After seven months of deliberation about whether or not a local church can keep a portable restroom on its property, the Albany City Council opted Wednesday night to take no action.

Members of the First Christian Church initially placed a portable toilet on its property at 432 Ferry St. last November after regularly discovering human waste on its property. In February, the city issued a decision that the toilet was not permitted by city code, which only allowed for a permit that expired within 90 days and was only issued for construction sites.

On Wednesday, city staff informed council that another section of the city code would allow for the portable toilet as a waste non-connection — in other words, a toilet not connected to the sewer system. The code would allow the toilet for up to one year at the discretion of council and could be renewed year after year or revoked at any time if the council so chose.

The code, which is already on the city’s books, did not provide an immediate solution on Wednesday. Mayor Sharon Konopa expressed concern that the council would see an influx in permit requests. Councilor Rich Kellum said it could open the door for residents who no longer wanted to pay their sewer bill, requesting instead a permit from the council to place a portable toilet on their property. The council also discussed the issue surrounding equity, arguing that if the board approved one permit but not another, it could open the door to a legal challenge.

“It’s subjective,” city attorney Sean Kidd said. “But if you have a similar use request and it was denied, there could be the potential of a selective enforcement lawsuit.”

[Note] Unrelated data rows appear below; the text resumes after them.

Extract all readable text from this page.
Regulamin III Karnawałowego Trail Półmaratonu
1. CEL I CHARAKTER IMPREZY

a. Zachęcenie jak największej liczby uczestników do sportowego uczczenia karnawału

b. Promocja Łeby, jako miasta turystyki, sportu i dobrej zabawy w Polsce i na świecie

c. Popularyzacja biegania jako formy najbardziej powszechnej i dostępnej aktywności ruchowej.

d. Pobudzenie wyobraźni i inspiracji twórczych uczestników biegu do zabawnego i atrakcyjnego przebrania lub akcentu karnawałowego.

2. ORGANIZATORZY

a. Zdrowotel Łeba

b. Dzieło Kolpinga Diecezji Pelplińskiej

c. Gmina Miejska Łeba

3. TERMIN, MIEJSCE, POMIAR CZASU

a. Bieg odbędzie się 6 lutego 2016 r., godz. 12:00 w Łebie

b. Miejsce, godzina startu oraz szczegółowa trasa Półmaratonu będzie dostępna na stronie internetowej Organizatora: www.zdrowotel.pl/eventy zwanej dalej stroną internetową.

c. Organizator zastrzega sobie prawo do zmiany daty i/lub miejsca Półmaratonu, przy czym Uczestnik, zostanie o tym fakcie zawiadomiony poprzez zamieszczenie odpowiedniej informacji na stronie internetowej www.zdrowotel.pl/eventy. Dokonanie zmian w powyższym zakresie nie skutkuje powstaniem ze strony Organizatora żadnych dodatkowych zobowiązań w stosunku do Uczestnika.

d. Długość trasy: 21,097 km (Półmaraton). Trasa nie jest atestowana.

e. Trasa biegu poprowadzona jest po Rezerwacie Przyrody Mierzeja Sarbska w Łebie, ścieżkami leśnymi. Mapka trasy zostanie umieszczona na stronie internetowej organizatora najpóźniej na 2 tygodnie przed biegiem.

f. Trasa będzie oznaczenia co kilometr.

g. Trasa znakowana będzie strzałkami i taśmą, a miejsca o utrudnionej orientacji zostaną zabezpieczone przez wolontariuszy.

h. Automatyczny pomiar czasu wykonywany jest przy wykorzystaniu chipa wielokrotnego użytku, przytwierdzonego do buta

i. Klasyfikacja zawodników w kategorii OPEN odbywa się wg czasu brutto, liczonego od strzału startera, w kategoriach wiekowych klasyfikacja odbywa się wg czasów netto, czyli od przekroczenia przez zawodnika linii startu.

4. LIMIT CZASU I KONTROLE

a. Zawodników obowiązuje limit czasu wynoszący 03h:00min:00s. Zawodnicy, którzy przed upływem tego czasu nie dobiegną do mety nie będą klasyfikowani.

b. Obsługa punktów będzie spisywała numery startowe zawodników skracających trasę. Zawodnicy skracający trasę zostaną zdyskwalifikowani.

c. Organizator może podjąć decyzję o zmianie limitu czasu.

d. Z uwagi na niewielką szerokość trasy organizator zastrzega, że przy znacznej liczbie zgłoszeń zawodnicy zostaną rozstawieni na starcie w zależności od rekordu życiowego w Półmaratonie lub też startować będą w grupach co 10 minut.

Whether or not the portable toilets would have to meet standards set by the Americans with Disabilities Act was also a point of contention. Currently, portable toilets in city parks — which are not permitted, according to the city — do not meet ADA requirements.

Kellum argued that if the city required individuals or organizations to have ADA-compliant toilets, the city would have to follow the requirement as well.

Councilor Dick Olsen moved that the city allow the current code, which would allow portable toilets for up to a year through a permit process, to stand. Konopa noted that the report compiled by city staff showed an increase in calls to the church’s property since the installation of the toilet and that she had seen additional homeless individuals in the area.

“Sometimes, when you have a convenience, that will attract people to stay the night,” she said. “It’s going to enable folks to hang around.”

Councilor Alex Johnson II, who umpires regularly during softball season, said he saw portable toilets on school district property as well as in city parks.

“It really disturbs me that we’re having such a discussion about such a human function,” he said. “I’d rather them have somewhere to go instead of a doorstep. Women have biological issues they need to deal with, children have to go to the restroom, males have to go to the restroom I’d rather them have access then doing it on the curbs, in the park. It’s a sanitary issue.”

Representatives from First Christian Church were present at Wednesday’s meeting and addressed the council.

“As Christians, we are charged with the well-being of our neighbors,” said church member Ethel Ellingson said, adding later, “We, First Christian Church, are not able to solve all problems in the world but we are required by our faith to address problems that are within our scope.”

The council opted to take no action and allow the current code to stand. Staff is expected to create a permit form to bring back for council approval.